Neu Wulmstorf. Pastor Florian Schneider kritisiert zu hohe Mietpreise, die für viele unbezahlbar sind – und zieht Parallelen zur Weihnachtsgeschichte.
Florian Schneider, Pastor der Lutherkirchengemeinde in Neu Wulmstorf, macht sich Sorgen um das bezahlbare Wohnen in der Gemeinde und fragt sich, ob die Schaffung von günstigem Wohnraum tatsächlich ein wichtiges Anliegen der Politik ist.
„Das ist Prokrastinieren vom Allerfeinsten“, so Schneiders Reaktion auf einen Abendblatt-Artikel. Darin wurde über eine Liste der Verwaltung berichtet, auf der – als Antwort auf einen entsprechenden SPD-Antrag – mögliche Flächen für den Bau von Wohnungen durch die Kommunale Wohnungsbaugesellschaft des Landkreises berichtet.
Mieten sind für viele Menschen in Neu Wulmstorf zu hoch
Trotz des Baubooms in Neu Wulmstorf seien die Mieten in den schicken neuen Wohnquartieren von Neu Wulmstorf für viele Menschen unerschwinglich, so Schneider. Dabei laute der politische Konsens angeblich, dass dringend bezahlbarer Wohnraum her müsse.
„Mittlerweile setze ich hinter diesen behaupteten Konsens ein Fragezeichen. Es ist bemerkenswert, wie das Thema bezahlbarer Wohnraum immer wieder aufs nächste oder gleich übernächste Bauprojekt beziehungsweise neu zu erschließende Quartier geschoben wird“, sagt der Pastor.
Der Kirchenvorstand der Lutherkirche möchte den diakonischen Fußabdruck
Zuletzt sei dies beim Baugebiet Kirchberg der Fall gewesen, also in direkter Nachbarschaft zur Lutherkirche. „Der Ratsbeschluss zur Erschließung war sehr respektabel. Bebauungsplan und Flächennutzungsplan zeugten vom politischen Willen, hier Themen wie bezahlbaren Wohnraum und Mietobergrenze aufzugreifen“, sagt Schneider. Genau das habe sich der Kirchenvorstand der Lutherkirchengemeinde gewünscht, als er vor geraumer Zeit den Begriff „diakonischer Fußabdruck“ in die Debatte eingetragen habe.

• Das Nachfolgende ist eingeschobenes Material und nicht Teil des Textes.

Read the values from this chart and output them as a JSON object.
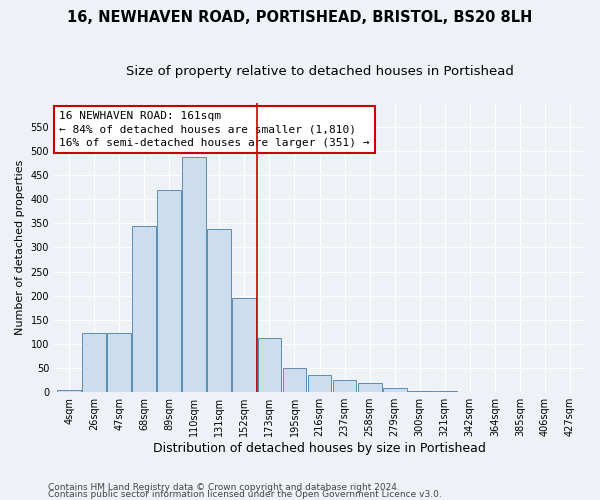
{
  "title": "16, NEWHAVEN ROAD, PORTISHEAD, BRISTOL, BS20 8LH",
  "subtitle": "Size of property relative to detached houses in Portishead",
  "xlabel": "Distribution of detached houses by size in Portishead",
  "ylabel": "Number of detached properties",
  "categories": [
    "4sqm",
    "26sqm",
    "47sqm",
    "68sqm",
    "89sqm",
    "110sqm",
    "131sqm",
    "152sqm",
    "173sqm",
    "195sqm",
    "216sqm",
    "237sqm",
    "258sqm",
    "279sqm",
    "300sqm",
    "321sqm",
    "342sqm",
    "364sqm",
    "385sqm",
    "406sqm",
    "427sqm"
  ],
  "bar_heights": [
    5,
    122,
    122,
    345,
    420,
    487,
    338,
    195,
    112,
    50,
    35,
    25,
    19,
    8,
    3,
    2,
    1,
    0,
    0,
    0,
    1
  ],
  "bar_color": "#ccdded",
  "bar_edge_color": "#5b8db0",
  "vline_x": 7.5,
  "vline_color": "#cc0000",
  "annotation_text": "16 NEWHAVEN ROAD: 161sqm\n← 84% of detached houses are smaller (1,810)\n16% of semi-detached houses are larger (351) →",
  "annotation_box_color": "#ffffff",
  "annotation_box_edge": "#cc0000",
  "ylim": [
    0,
    600
  ],
  "yticks": [
    0,
    50,
    100,
    150,
    200,
    250,
    300,
    350,
    400,
    450,
    500,
    550
  ],
  "footer1": "Contains HM Land Registry data © Crown copyright and database right 2024.",
  "footer2": "Contains public sector information licensed under the Open Government Licence v3.0.",
  "bg_color": "#eef2f7",
  "grid_color": "#ffffff",
  "title_fontsize": 10.5,
  "subtitle_fontsize": 9.5,
  "xlabel_fontsize": 9,
  "ylabel_fontsize": 8,
  "tick_fontsize": 7,
  "annotation_fontsize": 8,
  "footer_fontsize": 6.5
}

„Der Hintergedanke war, dass in unmittelbarer Nachbarschaft zur Lutherkirche auch die wohnen sollen und können, die über weniger finanzielle Ressourcen verfügen als andere. Aber ungeachtet dieser Beschlusslage startete im Anschluss das Verschieben des hehren Zieles.“
Auf der Fläche am Moorweg sollen 108 Wohneinheiten entstehen
Zuletzt habe Thomas Grambow, Vorsitzender des Bauausschusses, das anstehende Bauprojekt auf dem Kirchberg mit dem Hinweis auf das schwer zu bebauende Gelände und den dafür nötigen finanziellen Aufwand Ende Oktober in einem Abendblatt-Artikel in eher gegenteiliger Weise interpretiert. Grambow schloss für das Projekt bezahlbaren Wohnraum aus und kündigte an, den Bau von günstigen Wohnraum an anderer Stelle umsetzen zu wollen. Am Moorweg stünde zeitnah eine geeignete Fläche bereit.
Schneider kritisiert diese „Aufschieberitis“: „Das klingt wieder erst einmal gut. Aber das Verschieben wird schon angekündigt, auch am Moorweg wird es höchstwahrscheinlich nichts mit bezahlbarem Wohnraum, wie mit Blick auf den Neu Wulmstorfer Haushalt und der Tatsache, dass das Gelände nicht der Gemeinde, sondern der Sparkasse Harburg-Buxtehude gehört, ja ebenfalls bereits angekündigt wurde.“ Tatsächlich sollen auf der Fläche am Moorweg 108 Wohneinheiten entstehen, davon etwa die Hälfte als geförderter Wohnraum, so der ursprüngliche Plan.
„In Neu Wulmstorf ist die Geschichte von Maria und Josef leider aktuell“
Das Verschiebespiel gehe laut Pastor Schneider zu Lasten derer, die auf bezahlbaren Wohnraum angewiesen seien, munter weiter: „Die Fläche der ehemaligen Hauptschule, das Freibad-Gelände, die Fläche der Grundschule Am Moor und weitere werden genannt. Da könnte überall irgendwann – gewiss aber nicht zeitnah – bezahlbarer Wohnraum entstehen oder eben einmal mehr nicht.
„Mich beschleicht von den bisherigen Erfahrungen her das Gefühl, dass es auch dort nichts werden wird“, befürchtet der Pastor. „Das Verschieben scheint mir Methode zu sein. Einen in dieser Frage wirkmächtigen politischen Konsens und Willen kann ich nicht wahrnehmen.“ Vielmehr müsse er feststellen, dass das dringliche Thema weiter und weiter vertagt werde und das in Zeiten, in denen infolge der Energiekrise die Lage auf dem Wohnungsmarkt noch einmal kritischer geworden sei.
Was fortwährend geschoben wird, wolle man nicht wirklich: „Sie hatten keinen Raum, heißt es in der Weihnachtsgeschichte über die mittellosen Maria und Josef. In Neu Wulmstorf ist dieser Satz zu Weihnachten 2022 leider sehr aktuell“, so Schneider.